Real-time 2-photon imaging of mitochondrial function in perfused rat hearts subjected to ischemia/reperfusion.

BACKGROUND

Mitochondria play pivotal roles in cell death; the loss of mitochondrial membrane potential (delta psi(m)) is the earliest event that commits the cell to death. Here, we report novel real-time imaging of delta psi(m) in individual cardiomyocytes within perfused rat hearts using 2-photon laser-scanning microscopy, which has unique advantages over conventional confocal microscopy: greater tissue penetration and lower tissue toxicity.

METHODS AND RESULTS

The Langendorff-perfused rat heart was loaded with a fluorescent indicator of delta psi(m), tetramethylrhodamine ethyl ester. Tetramethylrhodamine ethyl ester was excited with an 810-nm line of a Ti:sapphire laser, and its fluorescence in the heart cells was successfully visualized up to approximately 50 microm from the epicardial surface. Taking advantage of this system, we monitored the spatiotemporal changes of delta psi(m) in response to ischemia/reperfusion at the subcellular level. No-flow ischemia caused progressive delta psi(m) loss and a more prominent delta psi(m) loss on reperfusion.

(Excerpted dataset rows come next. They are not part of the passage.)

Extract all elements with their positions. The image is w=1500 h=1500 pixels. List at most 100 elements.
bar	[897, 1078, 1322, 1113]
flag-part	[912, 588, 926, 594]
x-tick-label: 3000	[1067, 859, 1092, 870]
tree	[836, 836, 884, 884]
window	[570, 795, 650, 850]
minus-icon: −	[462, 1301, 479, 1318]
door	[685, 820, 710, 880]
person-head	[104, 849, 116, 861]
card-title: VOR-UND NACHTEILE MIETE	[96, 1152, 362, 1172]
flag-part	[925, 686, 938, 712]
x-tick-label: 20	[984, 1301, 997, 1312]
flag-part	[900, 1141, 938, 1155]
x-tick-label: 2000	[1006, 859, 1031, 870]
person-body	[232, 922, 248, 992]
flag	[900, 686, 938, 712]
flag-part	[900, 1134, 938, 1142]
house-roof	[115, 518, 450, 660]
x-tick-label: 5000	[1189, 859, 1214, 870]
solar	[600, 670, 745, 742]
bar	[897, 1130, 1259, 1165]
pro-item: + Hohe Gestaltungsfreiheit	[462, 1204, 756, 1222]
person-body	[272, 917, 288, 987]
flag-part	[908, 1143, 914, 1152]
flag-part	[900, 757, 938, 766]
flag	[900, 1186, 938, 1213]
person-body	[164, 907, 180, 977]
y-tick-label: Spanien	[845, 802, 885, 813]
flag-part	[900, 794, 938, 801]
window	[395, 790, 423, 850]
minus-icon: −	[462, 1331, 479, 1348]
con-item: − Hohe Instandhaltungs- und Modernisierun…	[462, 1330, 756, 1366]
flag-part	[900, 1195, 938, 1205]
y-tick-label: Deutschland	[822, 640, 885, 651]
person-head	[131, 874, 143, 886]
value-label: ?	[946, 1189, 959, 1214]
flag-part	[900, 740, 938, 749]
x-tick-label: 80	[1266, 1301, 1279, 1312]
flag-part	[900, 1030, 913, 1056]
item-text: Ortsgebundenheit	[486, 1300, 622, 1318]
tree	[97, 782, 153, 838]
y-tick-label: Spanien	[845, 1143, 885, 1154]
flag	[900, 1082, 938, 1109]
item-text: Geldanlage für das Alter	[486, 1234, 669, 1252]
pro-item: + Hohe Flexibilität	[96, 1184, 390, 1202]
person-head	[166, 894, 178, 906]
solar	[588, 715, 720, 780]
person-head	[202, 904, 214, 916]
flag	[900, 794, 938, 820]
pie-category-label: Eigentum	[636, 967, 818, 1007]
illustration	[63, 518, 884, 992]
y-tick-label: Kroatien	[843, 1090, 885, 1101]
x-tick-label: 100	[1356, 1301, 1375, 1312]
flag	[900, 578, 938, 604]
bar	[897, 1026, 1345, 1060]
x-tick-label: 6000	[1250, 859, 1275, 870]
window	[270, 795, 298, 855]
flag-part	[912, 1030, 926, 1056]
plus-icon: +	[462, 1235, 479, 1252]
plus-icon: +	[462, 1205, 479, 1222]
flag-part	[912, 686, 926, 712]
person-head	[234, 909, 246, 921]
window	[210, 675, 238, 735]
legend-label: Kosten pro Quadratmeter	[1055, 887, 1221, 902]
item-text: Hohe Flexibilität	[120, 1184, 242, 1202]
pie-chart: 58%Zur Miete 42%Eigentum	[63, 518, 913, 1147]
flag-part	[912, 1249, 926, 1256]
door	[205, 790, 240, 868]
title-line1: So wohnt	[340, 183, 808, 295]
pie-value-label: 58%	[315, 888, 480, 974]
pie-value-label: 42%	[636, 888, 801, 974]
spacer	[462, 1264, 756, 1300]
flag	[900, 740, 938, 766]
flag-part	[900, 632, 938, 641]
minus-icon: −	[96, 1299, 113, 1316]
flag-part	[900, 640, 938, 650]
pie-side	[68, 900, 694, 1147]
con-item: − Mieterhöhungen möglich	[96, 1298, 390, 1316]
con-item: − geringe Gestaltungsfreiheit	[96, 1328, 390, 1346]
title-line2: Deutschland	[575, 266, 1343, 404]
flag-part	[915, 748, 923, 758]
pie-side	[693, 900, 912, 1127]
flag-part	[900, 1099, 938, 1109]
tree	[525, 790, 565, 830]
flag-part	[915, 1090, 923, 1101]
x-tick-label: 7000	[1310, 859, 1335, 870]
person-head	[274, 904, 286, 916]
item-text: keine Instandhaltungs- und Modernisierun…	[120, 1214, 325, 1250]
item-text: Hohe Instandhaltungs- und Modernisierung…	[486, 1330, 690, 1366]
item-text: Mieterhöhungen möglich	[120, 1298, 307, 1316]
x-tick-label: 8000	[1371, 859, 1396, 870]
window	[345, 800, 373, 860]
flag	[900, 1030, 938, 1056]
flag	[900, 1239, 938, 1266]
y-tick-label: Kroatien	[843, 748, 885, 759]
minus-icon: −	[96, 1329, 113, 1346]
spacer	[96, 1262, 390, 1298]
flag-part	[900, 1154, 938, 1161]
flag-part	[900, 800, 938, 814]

During ischemia/reperfusion, cells maintained a constant delta psi(m) for the cell-to-cell specific period of latency, followed by a rapid, complete, and irreversible delta psi(m) loss, and this process did not affect the neighboring cells. Within a cell, delta psi(m) loss was initiated in a particular area of mitochondria and rapidly propagated along the longitudinal axis. These spatiotemporal changes in delta psi(m) resulted in marked cellular and subcellular heterogeneity of mitochondrial function. Ischemic preconditioning reduced the number of cells undergoing delta psi(m) loss, whereas cyclosporin A partially inhibited delta psi(m) loss in each cell.

CONCLUSIONS

Investigation of cellular responses in the natural environment will increase knowledge of ischemia/reperfusion injury and provide deeper insights into antiischemia/reperfusion therapy that targets mitochondria.